Monday, Dec. 06, 1943
Chaplains' Tours
Sight-seeing tours of the Holy Land, conducted by U.S. Army chaplains, have become so popular among U.S. forces in Cairo that they now have to be booked two to three weeks in advance. In the past 13 months some 3,000 officers, nurses, enlisted men on furlough or convalescent have taken the tours, which cost under $30.
The idea came to Chaplain Jack Paul Morrison while he was the Ninth Air Force's senior chaplain at Cairo. Last week Baptist Chaplain Morrison, now post chaplain at Miami Beach's Army Air Forces Training Center, recounted some of the tours' highlights.

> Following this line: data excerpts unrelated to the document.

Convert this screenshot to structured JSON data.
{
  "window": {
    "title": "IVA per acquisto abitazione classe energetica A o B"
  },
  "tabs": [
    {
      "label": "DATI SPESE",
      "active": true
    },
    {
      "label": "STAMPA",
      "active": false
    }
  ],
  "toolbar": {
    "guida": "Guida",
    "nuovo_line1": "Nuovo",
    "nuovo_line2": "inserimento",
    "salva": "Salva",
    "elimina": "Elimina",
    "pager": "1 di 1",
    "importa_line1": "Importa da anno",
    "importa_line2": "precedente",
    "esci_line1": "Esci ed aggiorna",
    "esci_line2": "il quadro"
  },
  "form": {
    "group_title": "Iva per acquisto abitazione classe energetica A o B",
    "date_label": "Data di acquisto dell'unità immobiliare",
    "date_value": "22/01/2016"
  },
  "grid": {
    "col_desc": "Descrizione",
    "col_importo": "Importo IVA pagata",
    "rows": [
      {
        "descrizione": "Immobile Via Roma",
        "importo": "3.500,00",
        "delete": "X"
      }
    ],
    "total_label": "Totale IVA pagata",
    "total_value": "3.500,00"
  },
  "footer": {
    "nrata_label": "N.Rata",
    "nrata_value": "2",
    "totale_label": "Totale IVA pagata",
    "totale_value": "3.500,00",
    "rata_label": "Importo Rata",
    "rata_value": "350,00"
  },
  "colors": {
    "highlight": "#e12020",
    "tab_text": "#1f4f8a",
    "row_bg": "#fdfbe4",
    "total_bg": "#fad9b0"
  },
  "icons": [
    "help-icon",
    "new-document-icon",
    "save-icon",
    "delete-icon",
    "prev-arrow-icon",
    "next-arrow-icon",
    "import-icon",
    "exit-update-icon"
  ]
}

From Cairo groups of 30 to 35 (60% Protestant, 35% Roman Catholic, 5% Jewish) entrain for the 350-mile railway trip (in open cars) to spend two or three days in Jerusalem and Bethlehem. Says Chaplain Morrison: "It takes about twelve hard hours to see the highlights."
Most popular sights: Bethlehem's Church of the Nativity, Jerusalem's Via Dolorosa (Christ's road to Calvary), Omar's Mosque and Solomon's Temple, the Garden of Gethsemane, the Church of All Nations, the Dead Sea ("every one of the boys would take a swim although the water is so salty that you can hardly stand on the bottom").
Tel Aviv, built mainly by American Zionists, is also an attraction. Says Chaplain Morrison: "It is the nearest thing to the U.S. that you will find in the Near East. Almost everyone speaks English. You'll hear many a Bronx accent. There are nice-looking girls, excellent beaches, and best of all, good cold beer. A bottle of Pabst Blue Ribbon coming out of the desert is quite a treat."